Some prisoners had limbs amputated that did not need to be amputated, a result of deliberate medical neglect and the doctors’ eagerness to torture us.
One of the prisoners had a broken pelvis. The doctor took a picture of him, and told him “I will not help you, I will let you suffer until you die from the pain.” He suffered with a broken pelvis for an entire year, and was left to use the bathroom standing, with both hands and feet tied while blindfolded.
The authorities treat the journalist as an equivalent to the fighter. Before our release, we were threatened. If we returned to journalistic work or spoke about the conditions of detention, we’d face two options: to be killed with your entire family, or never-ending detention and torture.

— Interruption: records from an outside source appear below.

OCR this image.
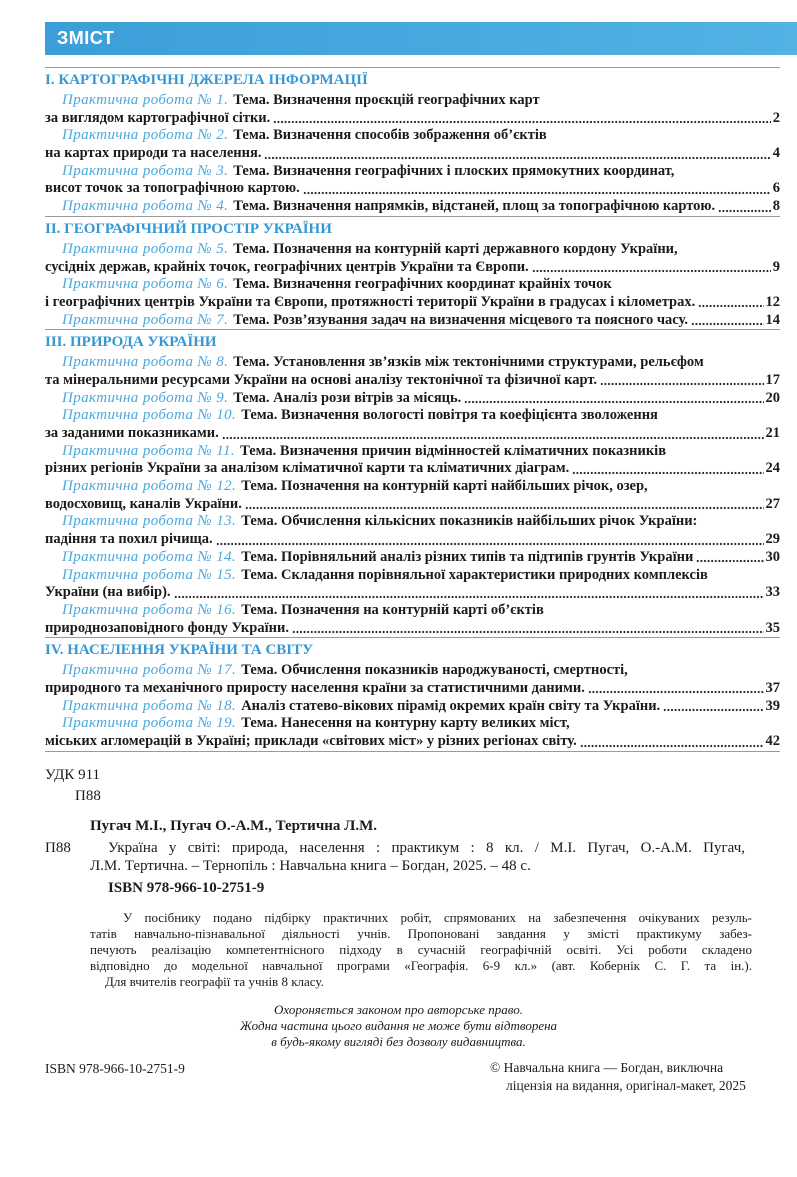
ЗМІСТ
I. КАРТОГРАФІЧНІ ДЖЕРЕЛА ІНФОРМАЦІЇ
Практична робота № 1. Тема. Визначення проєкцій географічних карт
за виглядом картографічної сітки.	2
Практична робота № 2. Тема. Визначення способів зображення об’єктів
на картах природи та населення.	4
Практична робота № 3. Тема. Визначення географічних і плоских прямокутних координат,
висот точок за топографічною картою.	6
Практична робота № 4. Тема. Визначення напрямків, відстаней, площ за топографічною картою.	8
II. ГЕОГРАФІЧНИЙ ПРОСТІР УКРАЇНИ
Практична робота № 5. Тема. Позначення на контурній карті державного кордону України,
сусідніх держав, крайніх точок, географічних центрів України та Європи.	9
Практична робота № 6. Тема. Визначення географічних координат крайніх точок
і географічних центрів України та Європи, протяжності території України в градусах і кілометрах.	12
Практична робота № 7. Тема. Розв’язування задач на визначення місцевого та поясного часу.	14
III. ПРИРОДА УКРАЇНИ
Практична робота № 8. Тема. Установлення зв’язків між тектонічними структурами, рельєфом
та мінеральними ресурсами України на основі аналізу тектонічної та фізичної карт.	17
Практична робота № 9. Тема. Аналіз рози вітрів за місяць.	20
Практична робота № 10. Тема. Визначення вологості повітря та коефіцієнта зволоження
за заданими показниками.	21
Практична робота № 11. Тема. Визначення причин відмінностей кліматичних показників
різних регіонів України за аналізом кліматичної карти та кліматичних діаграм.	24
Практична робота № 12. Тема. Позначення на контурній карті найбільших річок, озер,
водосховищ, каналів України.	27
Практична робота № 13. Тема. Обчислення кількісних показників найбільших річок України:
падіння та похил річища.	29
Практична робота № 14. Тема. Порівняльний аналіз різних типів та підтипів грунтів України	30
Практична робота № 15. Тема. Складання порівняльної характеристики природних комплексів
України (на вибір).	33
Практична робота № 16. Тема. Позначення на контурній карті об’єктів
природнозаповідного фонду України.	35
IV. НАСЕЛЕННЯ УКРАЇНИ ТА СВІТУ
Практична робота № 17. Тема. Обчислення показників народжуваності, смертності,
природного та механічного приросту населення країни за статистичними даними.	37
Практична робота № 18. Аналіз статево-вікових пірамід окремих країн світу та України.	39
Практична робота № 19. Тема. Нанесення на контурну карту великих міст,
міських агломерацій в Україні; приклади «світових міст» у різних регіонах світу.	42
УДК 911
П88
Пугач М.І., Пугач О.-А.М., Тертична Л.М.
П88 Україна у світі: природа, населення : практикум : 8 кл. / М.І. Пугач, О.-А.М. Пугач,
Л.М. Тертична. – Тернопіль : Навчальна книга – Богдан, 2025. – 48 с.
ISBN 978-966-10-2751-9
У посібнику подано підбірку практичних робіт, спрямованих на забезпечення очікуваних резуль-
татів навчально-пізнавальної діяльності учнів. Пропоновані завдання у змісті практикуму забез-
печують реалізацію компетентнісного підходу в сучасній географічній освіті. Усі роботи складено
відповідно до модельної навчальної програми «Географія. 6-9 кл.» (авт. Кобернік С. Г. та ін.).
Для вчителів географії та учнів 8 класу.
Охороняється законом про авторське право.
Жодна частина цього видання не може бути відтворена
в будь-якому вигляді без дозволу видавництва.
ISBN 978-966-10-2751-9	© Навчальна книга — Богдан, виключна
ліцензія на видання, оригінал-макет, 2025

Israel takes very seriously the impact of everything that is said and which takes hold in popular narratives, as it realizes deep down that it is an illegitimate entity — ostracized today and tomorrow and the day after — and so it lives in constant fear of the impact of the word.
It is essential to speak about the prisoners if we want to enact real change in this war. I do not mean speaking as a fleeting activity, I mean adopting the voice of the prisoners in a real sense in every arena, whether it be in the legal, media, or social arenas. This is our role towards people who are suffering and dying for no reason every day inside Israeli prisons.
Mohammed Qaoud shared this testimony during a Palestinian Youth Movement webinar on Palestinian prisoners. It has been edited for length and clarity. He holds a masters in journalism and media studies from the Islamic University of Gaza.
This piece appears in the twenty-first issue of The New York War Crimes.